Kristian Rouz – Massive union demonstrations, sweeping blackouts, and a broader economy which is in a free fall paint a bleak picture for Argentina moving forward. The nation is bracing for a presidential election on 27 October, and voters are growing increasingly disgruntled with the laissez-faire economic policies of President Mauricio Macri.
Argentina is gradually sliding into the abyss of complete economic dysfunction, as the nation’s inflation rate hit 57.3 percent last month, while its economy has been in a recession since early 2018.
Ongoing economic turmoil appears to have weighed on Marci’s chances of getting re-elected this year, as aside from an International Monetary Fund (IMF) assistance programme, the embattled president has yet to come up with a sound plan to fix the ailing economy.
“In terms of positive image, Mauricio Macri stands at 29 percent, Roberto Lavagna at 32 percent and Cristina Fernandez de Kirchner at 34 percent. For the first time, she’s overtaken the president,” said Diego Reynoso, director of the Public Opinion Centre at Universidad de San Andres.
Macri is seen as a centre-right, pro-business president, who is also friends with US President Donald Trump – according to Trump himself.
Meanwhile, Macri’s top contenders this autumn are Roberto Lavagna, a moderate candidate, who is not opposed to increasing state intervention in the national economy, and the centre-left – and hugely popular – senator and former president Fernandez de Kirchner.
Kirchner is running for Vice President this time; she is the running mate of presidential candidate Alberto Fernandez (the two aren’t related).
In this light, Macri is facing a tough challenge, which some refer to as a possible return of the ‘Kirchnerismo’ – a form of state capitalism with solid social guarantees, and an emphasis on self-reliance in international economic affairs.
Some say Macri’s business-friendly and free-market stance has wrought a level of desperation and abandon in Argentine economy commensurate in scale with the well-publicised effects of the socialist experiments of the left-wing governments in Venezuela and South Africa.
Others blame Kirchner’s presidency that ended in 2015, and even her campaign this year for Argentina’s present-day problems.

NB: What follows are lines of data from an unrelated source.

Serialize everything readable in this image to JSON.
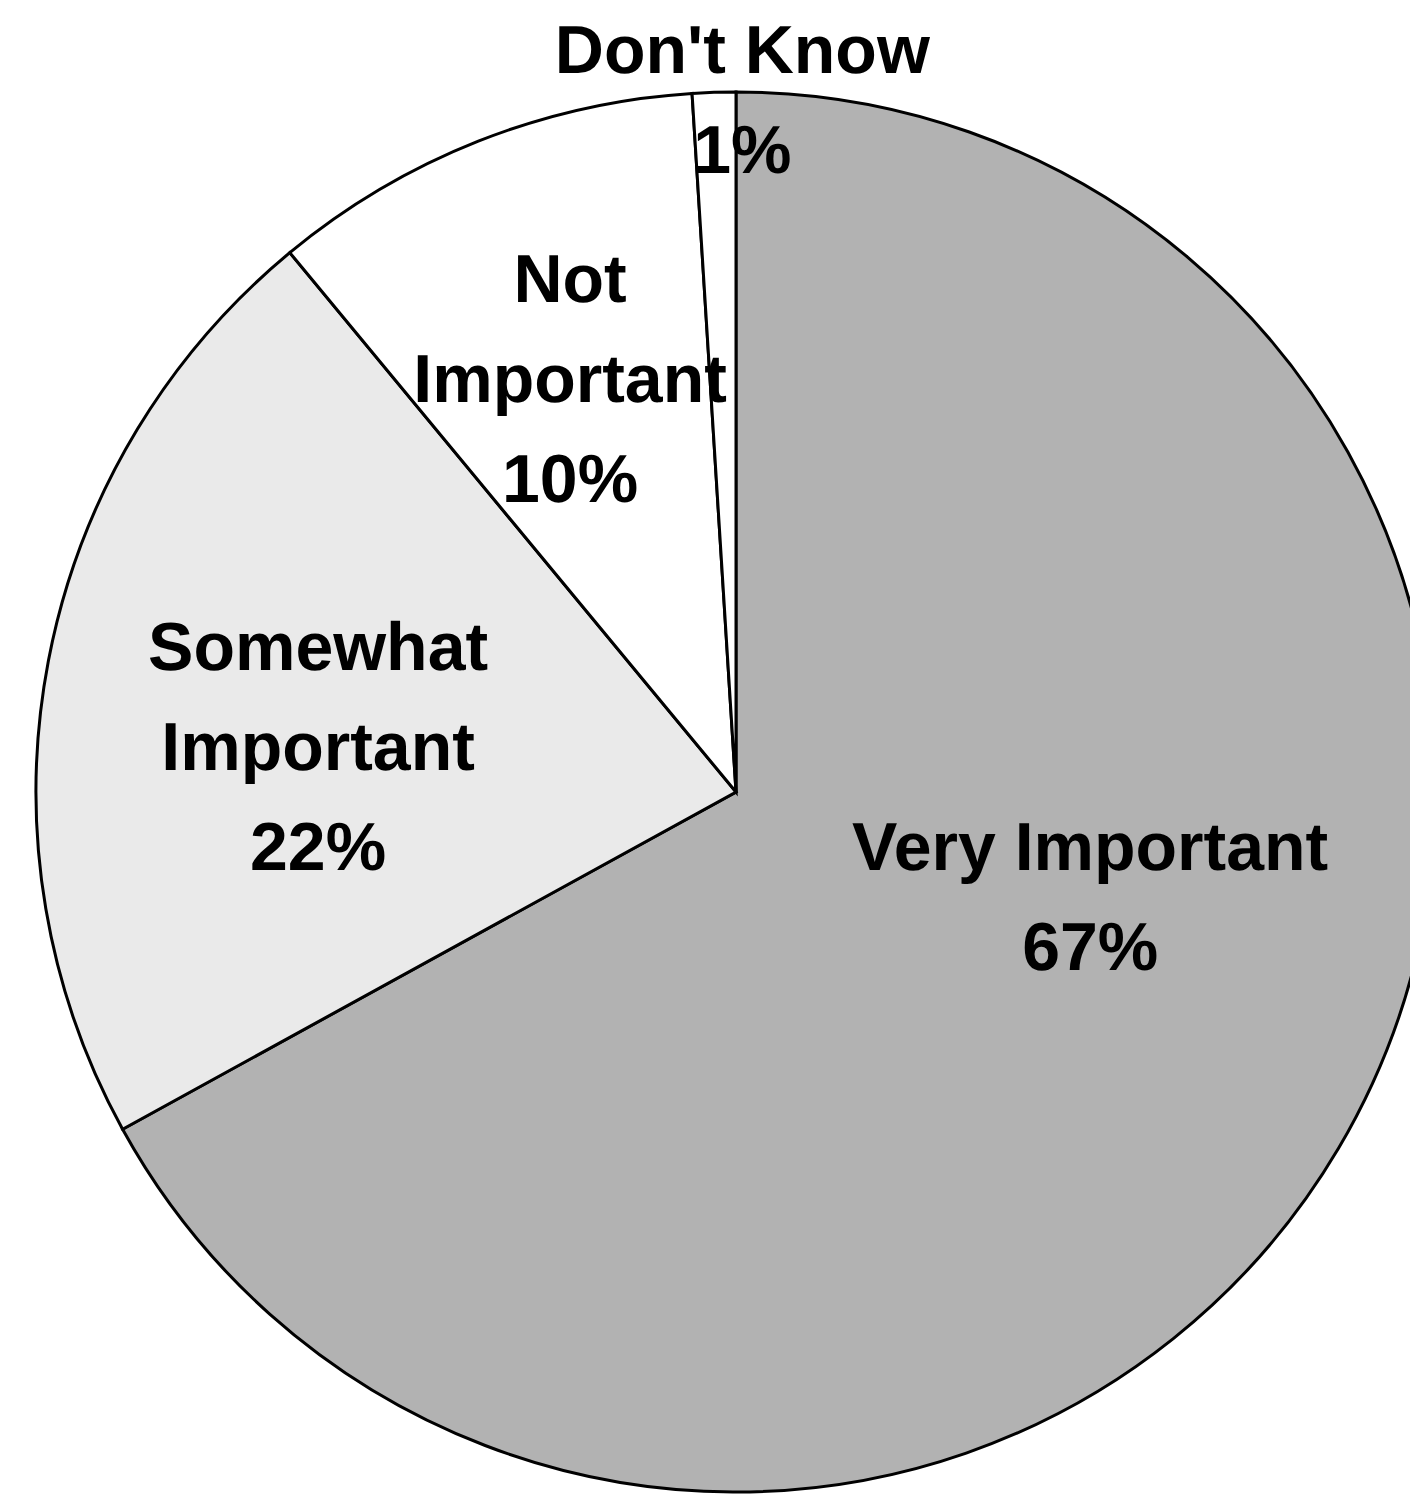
{
  "chart_data": {
    "type": "pie",
    "categories": [
      "Very Important",
      "Somewhat Important",
      "Not Important",
      "Don't Know"
    ],
    "values": [
      67,
      22,
      10,
      1
    ],
    "colors": [
      "#b2b2b2",
      "#eaeaea",
      "#ffffff",
      "#ffffff"
    ],
    "value_labels": [
      "67%",
      "22%",
      "10%",
      "1%"
    ]
  }
}
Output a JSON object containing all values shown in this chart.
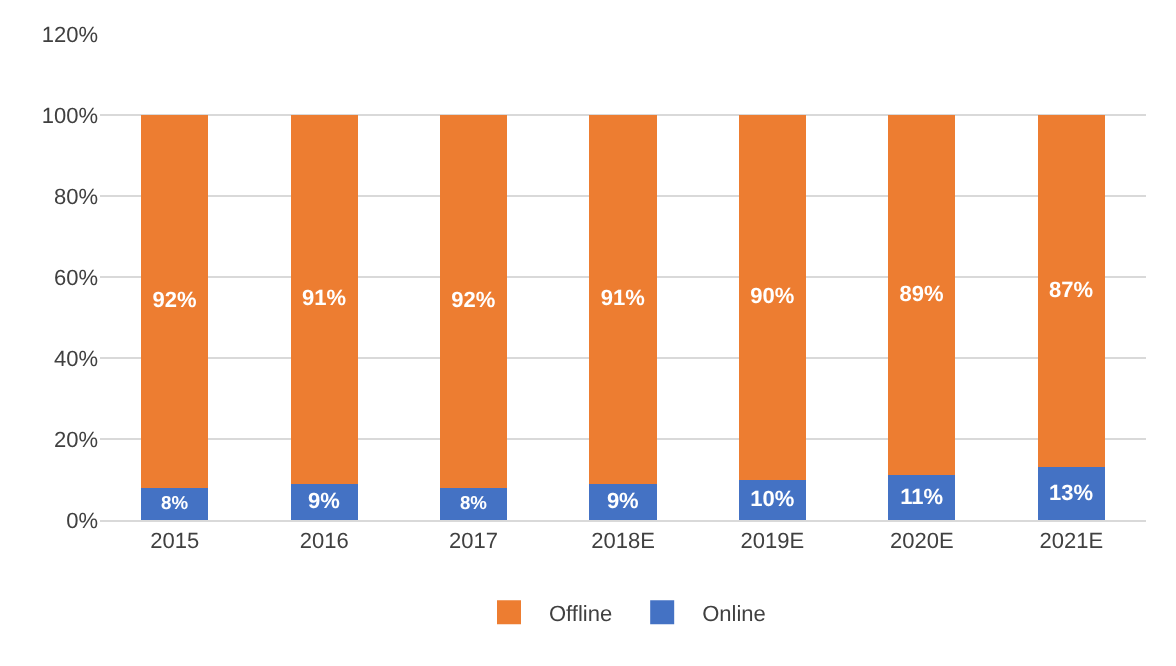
{
  "chart_data": {
    "type": "bar",
    "stacked": true,
    "categories": [
      "2015",
      "2016",
      "2017",
      "2018E",
      "2019E",
      "2020E",
      "2021E"
    ],
    "series": [
      {
        "name": "Online",
        "color": "#4472c4",
        "values": [
          8,
          9,
          8,
          9,
          10,
          11,
          13
        ],
        "value_labels": [
          "8%",
          "9%",
          "8%",
          "9%",
          "10%",
          "11%",
          "13%"
        ]
      },
      {
        "name": "Offline",
        "color": "#ed7d31",
        "values": [
          92,
          91,
          92,
          91,
          90,
          89,
          87
        ],
        "value_labels": [
          "92%",
          "91%",
          "92%",
          "91%",
          "90%",
          "89%",
          "87%"
        ]
      }
    ],
    "ylim": [
      0,
      120
    ],
    "yticks": [
      {
        "value": 0,
        "label": "0%"
      },
      {
        "value": 20,
        "label": "20%"
      },
      {
        "value": 40,
        "label": "40%"
      },
      {
        "value": 60,
        "label": "60%"
      },
      {
        "value": 80,
        "label": "80%"
      },
      {
        "value": 100,
        "label": "100%"
      },
      {
        "value": 120,
        "label": "120%"
      }
    ],
    "grid": "y",
    "legend": "bottom"
  }
}
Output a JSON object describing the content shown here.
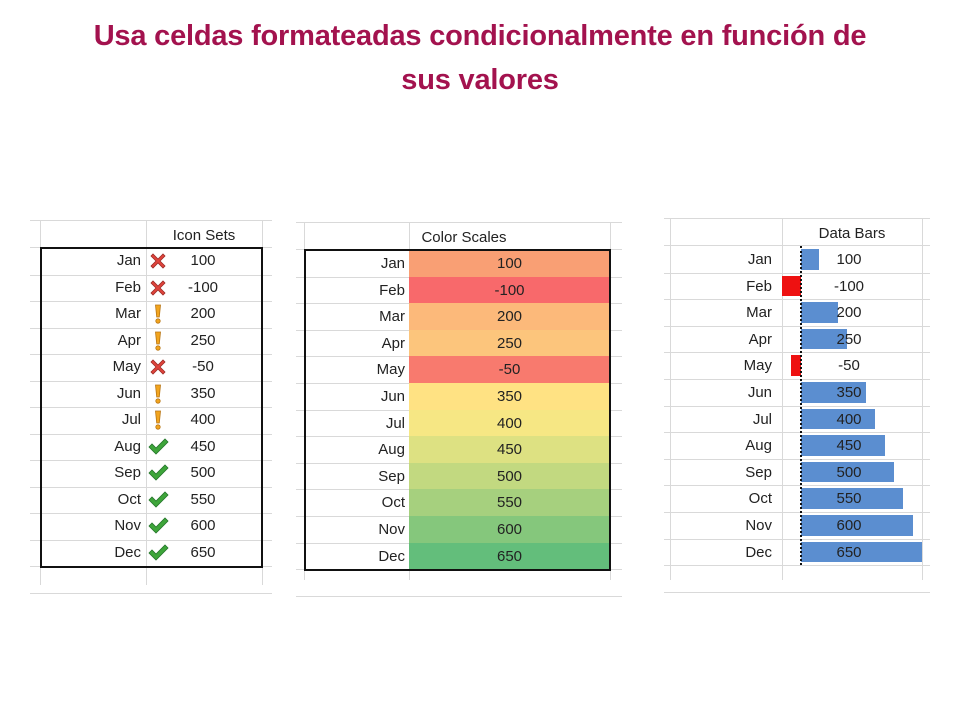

However, most such claims lack credible evidence most of the time.
However, Macri cabinet officials continue their attempts to reassure the public and investors that the government has the situation under control – despite macroeconomic data casting doubt over such statements.
“We are beginning to emerge from the crisis”, Macri’s Economy Minister Nicolás Dujovne says. “We hope that by restoring order, tranquillity and activity to the economy, we’ll allow voters to appreciate our reforms.”
Top contenders for the Argentine presidency are required to confirm their candidacies by 22 June by law, after which this year’s electoral season will move into its most intense phase.
While it remains unclear if Macri still has a chance to stay in power, some experts say the election will be decided by centrist voters. This expansive group, they say, might oppose a return of Kirchnerismo more than they disapprove of the current administration’s handling – or mishandling – of the economy.
However, if most centrists believe that leftist populism is less of a concern than a protracted recession, it appears highly possible that the Fernandez-Fernandez duo could ascend to power.